Currently, no data from Australia shows how many antidepressant prescriptions are for pain.

Note:  Antidepressants are prescription-only medicines. Do not use antidepressants unless advised by a doctor. It is very important not to abruptly cease treatment with antidepressant medicines. This can lead to withdrawal effects which can be distressing and sometimes present as serious health issues. These withdrawal effects include dizziness, nausea, anxiety, agitation, tremor, sweating, confusion, and sleep disturbance.

About this pain and neuropharmacology research news

Author: Ivy Shih
Source: University of Sydney
Contact: Ivy Shih – University of Sydney
Image: The image is in the public domain

Original Research: Open access.
Efficacy, safety, and tolerability of antidepressants for pain: an overview of systematic reviews” by Giovanni Ferreira et al.
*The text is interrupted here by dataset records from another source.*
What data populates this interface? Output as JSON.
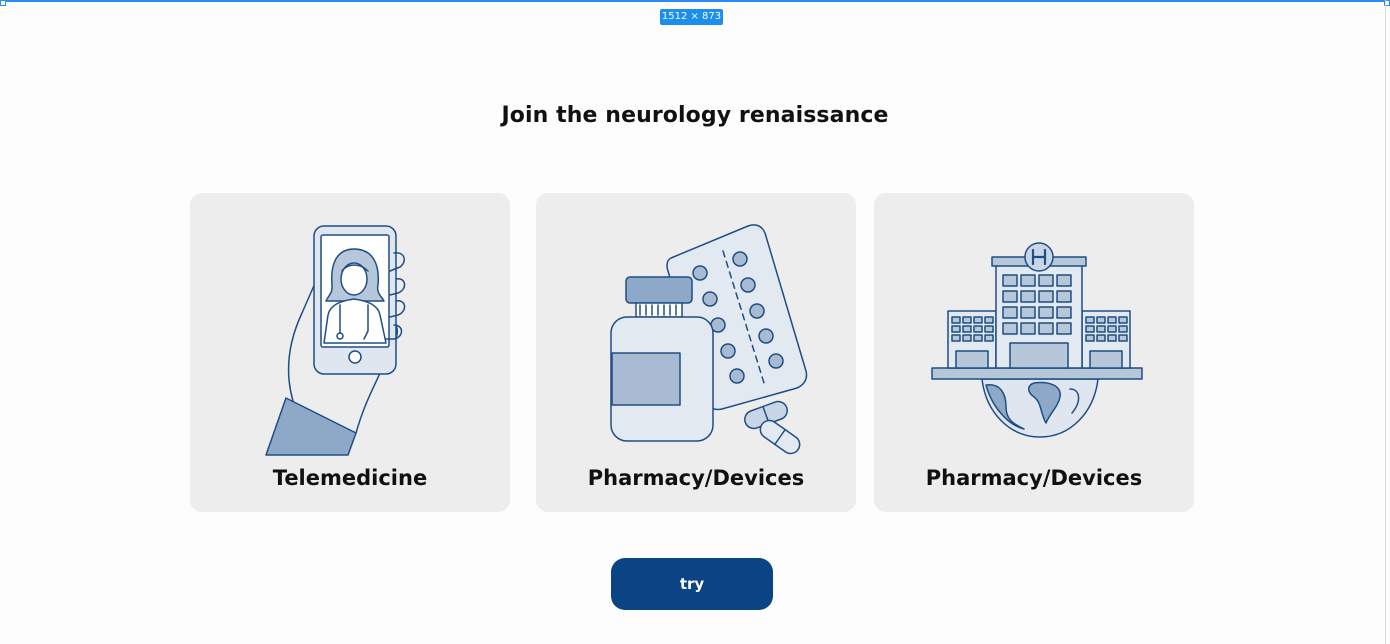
{
  "frame": {
    "size_badge": "1512 × 873"
  },
  "page": {
    "title": "Join the neurology renaissance"
  },
  "cards": [
    {
      "label": "Telemedicine",
      "icon": "phone-doctor-icon"
    },
    {
      "label": "Pharmacy/Devices",
      "icon": "pill-bottle-icon"
    },
    {
      "label": "Pharmacy/Devices",
      "icon": "hospital-globe-icon"
    }
  ],
  "cta": {
    "label": "try"
  },
  "colors": {
    "accent": "#0c4384",
    "card_bg": "#ededed",
    "illustration": "#1f4e85"
  }
}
BMJ


Abstract

Efficacy, safety, and tolerability of antidepressants for pain: an overview of systematic reviews

Objective 

To provide a comprehensive overview of the efficacy, safety, and tolerability of antidepressants for pain according to condition.

Design 

Overview of systematic reviews.

Data sources 

PubMed, Embase, PsycINFO, and the Cochrane Central Register of Controlled Trials from inception to 20 June 2022.
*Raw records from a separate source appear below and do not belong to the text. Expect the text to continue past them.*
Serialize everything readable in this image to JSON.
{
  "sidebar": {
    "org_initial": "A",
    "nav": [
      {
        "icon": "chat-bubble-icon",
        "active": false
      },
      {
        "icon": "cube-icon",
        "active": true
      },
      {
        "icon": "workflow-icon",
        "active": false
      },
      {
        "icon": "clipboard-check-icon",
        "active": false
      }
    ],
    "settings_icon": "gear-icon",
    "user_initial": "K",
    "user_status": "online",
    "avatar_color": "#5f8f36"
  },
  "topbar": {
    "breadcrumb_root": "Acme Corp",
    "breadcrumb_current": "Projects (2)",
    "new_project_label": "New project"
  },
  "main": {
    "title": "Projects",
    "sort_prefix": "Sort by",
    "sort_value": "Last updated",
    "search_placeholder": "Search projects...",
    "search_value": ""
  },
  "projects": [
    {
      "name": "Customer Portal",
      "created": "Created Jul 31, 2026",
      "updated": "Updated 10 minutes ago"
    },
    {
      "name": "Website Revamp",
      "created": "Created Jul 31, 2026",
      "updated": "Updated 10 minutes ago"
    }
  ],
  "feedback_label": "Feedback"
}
Eligibility criteria for selecting studies 

Systematic reviews comparing any antidepressant with placebo for any pain condition in adults.
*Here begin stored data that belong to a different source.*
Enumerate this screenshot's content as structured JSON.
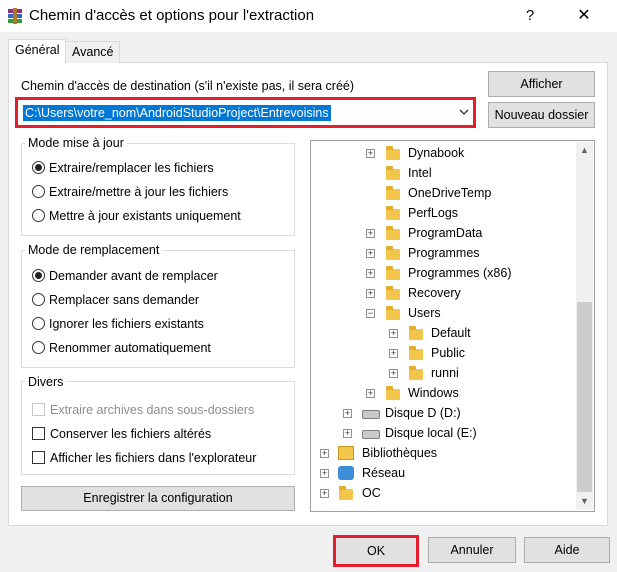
{
  "window": {
    "title": "Chemin d'accès et options pour l'extraction",
    "help_glyph": "?",
    "close_glyph": "✕",
    "app_icon": "winrar-icon"
  },
  "tabs": [
    {
      "label": "Général",
      "active": true
    },
    {
      "label": "Avancé",
      "active": false
    }
  ],
  "destination": {
    "label": "Chemin d'accès de destination (s'il n'existe pas, il sera créé)",
    "value": "C:\\Users\\votre_nom\\AndroidStudioProject\\Entrevoisins",
    "highlight_color": "#e41e2c"
  },
  "side_buttons": {
    "show": "Afficher",
    "new_folder": "Nouveau dossier"
  },
  "update_mode": {
    "title": "Mode mise à jour",
    "options": [
      {
        "label": "Extraire/remplacer les fichiers",
        "selected": true
      },
      {
        "label": "Extraire/mettre à jour les fichiers",
        "selected": false
      },
      {
        "label": "Mettre à jour existants uniquement",
        "selected": false
      }
    ]
  },
  "overwrite_mode": {
    "title": "Mode de remplacement",
    "options": [
      {
        "label": "Demander avant de remplacer",
        "selected": true
      },
      {
        "label": "Remplacer sans demander",
        "selected": false
      },
      {
        "label": "Ignorer les fichiers existants",
        "selected": false
      },
      {
        "label": "Renommer automatiquement",
        "selected": false
      }
    ]
  },
  "misc": {
    "title": "Divers",
    "options": [
      {
        "label": "Extraire archives dans sous-dossiers",
        "checked": false,
        "enabled": false
      },
      {
        "label": "Conserver les fichiers altérés",
        "checked": false,
        "enabled": true
      },
      {
        "label": "Afficher les fichiers dans l'explorateur",
        "checked": false,
        "enabled": true
      }
    ]
  },
  "save_config_label": "Enregistrer la configuration",
  "tree": {
    "items": [
      {
        "label": "Dynabook",
        "icon": "folder-icon",
        "expander": "+"
      },
      {
        "label": "Intel",
        "icon": "folder-icon",
        "expander": ""
      },
      {
        "label": "OneDriveTemp",
        "icon": "folder-icon",
        "expander": ""
      },
      {
        "label": "PerfLogs",
        "icon": "folder-icon",
        "expander": ""
      },
      {
        "label": "ProgramData",
        "icon": "folder-icon",
        "expander": "+"
      },
      {
        "label": "Programmes",
        "icon": "folder-icon",
        "expander": "+"
      },
      {
        "label": "Programmes (x86)",
        "icon": "folder-icon",
        "expander": "+"
      },
      {
        "label": "Recovery",
        "icon": "folder-icon",
        "expander": "+"
      },
      {
        "label": "Users",
        "icon": "folder-icon",
        "expander": "−"
      },
      {
        "label": "Default",
        "icon": "folder-icon",
        "expander": "+"
      },
      {
        "label": "Public",
        "icon": "folder-icon",
        "expander": "+"
      },
      {
        "label": "runni",
        "icon": "folder-icon",
        "expander": "+"
      },
      {
        "label": "Windows",
        "icon": "folder-icon",
        "expander": "+"
      },
      {
        "label": "Disque D (D:)",
        "icon": "drive-icon",
        "expander": "+"
      },
      {
        "label": "Disque local (E:)",
        "icon": "drive-icon",
        "expander": "+"
      },
      {
        "label": "Bibliothèques",
        "icon": "library-icon",
        "expander": "+"
      },
      {
        "label": "Réseau",
        "icon": "network-icon",
        "expander": "+"
      },
      {
        "label": "OC",
        "icon": "folder-icon",
        "expander": "+"
      }
    ]
  },
  "footer": {
    "ok": "OK",
    "cancel": "Annuler",
    "help": "Aide"
  }
}
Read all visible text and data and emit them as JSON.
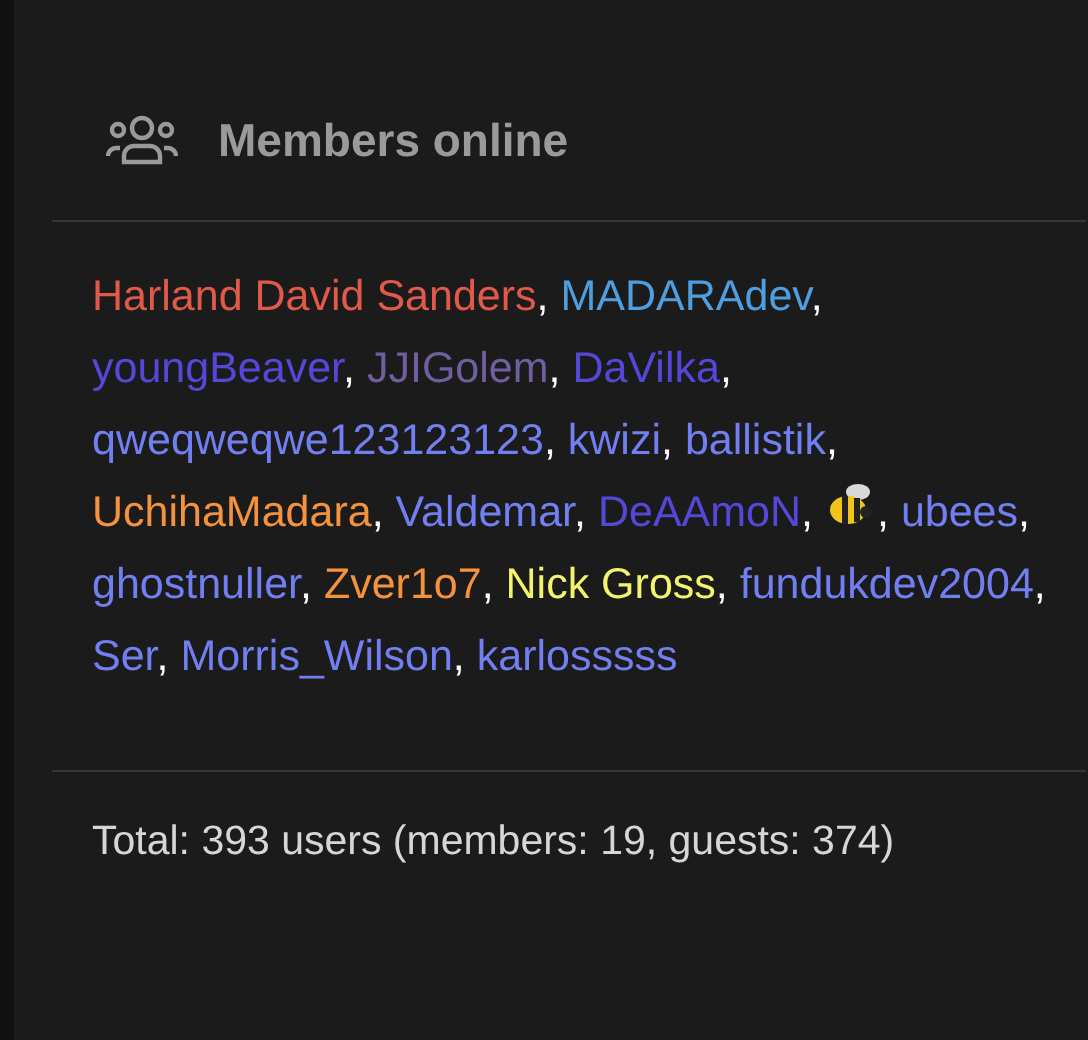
{
  "header": {
    "title": "Members online"
  },
  "separator": ", ",
  "members": [
    {
      "kind": "name",
      "name": "Harland David Sanders",
      "color": "#e0594a"
    },
    {
      "kind": "name",
      "name": "MADARAdev",
      "color": "#4e9ee0"
    },
    {
      "kind": "name",
      "name": "youngBeaver",
      "color": "#5548d9"
    },
    {
      "kind": "name",
      "name": "JJIGolem",
      "color": "#6f5f9e"
    },
    {
      "kind": "name",
      "name": "DaVilka",
      "color": "#5548d9"
    },
    {
      "kind": "name",
      "name": "qweqweqwe123123123",
      "color": "#727ff0"
    },
    {
      "kind": "name",
      "name": "kwizi",
      "color": "#727ff0"
    },
    {
      "kind": "name",
      "name": "ballistik",
      "color": "#727ff0"
    },
    {
      "kind": "name",
      "name": "UchihaMadara",
      "color": "#f5923e"
    },
    {
      "kind": "name",
      "name": "Valdemar",
      "color": "#727ff0"
    },
    {
      "kind": "name",
      "name": "DeAAmoN",
      "color": "#5548d9"
    },
    {
      "kind": "icon"
    },
    {
      "kind": "name",
      "name": "ubees",
      "color": "#727ff0"
    },
    {
      "kind": "name",
      "name": "ghostnuller",
      "color": "#727ff0"
    },
    {
      "kind": "name",
      "name": "Zver1o7",
      "color": "#f5923e"
    },
    {
      "kind": "name",
      "name": "Nick Gross",
      "color": "#f3f36e"
    },
    {
      "kind": "name",
      "name": "fundukdev2004",
      "color": "#727ff0"
    },
    {
      "kind": "name",
      "name": "Ser",
      "color": "#727ff0"
    },
    {
      "kind": "name",
      "name": "Morris_Wilson",
      "color": "#727ff0"
    },
    {
      "kind": "name",
      "name": "karlosssss",
      "color": "#727ff0"
    }
  ],
  "total": "Total: 393 users (members: 19, guests: 374)"
}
Data extraction and synthesis 

Two reviewers independently extracted data. The main outcome measure was pain; for headache disorders it was frequency of headaches. Continuous pain outcomes were converted into a scale of 0 (no pain) to 100 (worst pain) and were presented as mean differences (95% confidence intervals). Dichotomous outcomes were presented as risk ratios (95% confidence intervals). Data were extracted from the time point closest to the end of treatment. When end of treatment was too variable across trials in a review, data were extracted from the outcome or time point with the largest number of trials and participants. Secondary outcomes were safety and tolerability (withdrawals because of adverse events). Findings were classified from each comparison as efficacious, not efficacious, or inconclusive. Certainty of evidence was assessed with the grading of recommendations assessment, development, and evaluation framework.

Results 

26 reviews (156 unique trials and >25 000 participants) were included. These reviews reported on the efficacy of eight antidepressant classes covering 22 pain conditions (42 distinct comparisons). No review provided high certainty evidence on the efficacy of antidepressants for pain for any condition. 11 comparisons (nine conditions) were found where antidepressants were efficacious, four with moderate certainty evidence: serotonin-norepinephrine reuptake inhibitors (SNRIs) for back pain (mean difference −5.3, 95% confidence interval −7.3 to −3.3), postoperative pain (−7.3, −12.9 to −1.7), neuropathic pain (−6.8, −8.7 to −4.8), and fibromyalgia (risk ratio 1.4, 95% confidence interval 1.3 to 1.6). For the other 31 comparisons, antidepressants were either not efficacious (five comparisons) or the evidence was inconclusive (26 comparisons).

Conclusions 

Evidence of efficacy of antidepressants was found in 11 of the 42 comparisons included in this overview of systematic reviews—seven of the 11 comparisons investigated the efficacy of SNRIs. For the other 31 comparisons, antidepressants were either inefficacious or evidence on efficacy was inconclusive. The findings suggest that a more nuanced approach is needed when prescribing antidepressants for pain conditions.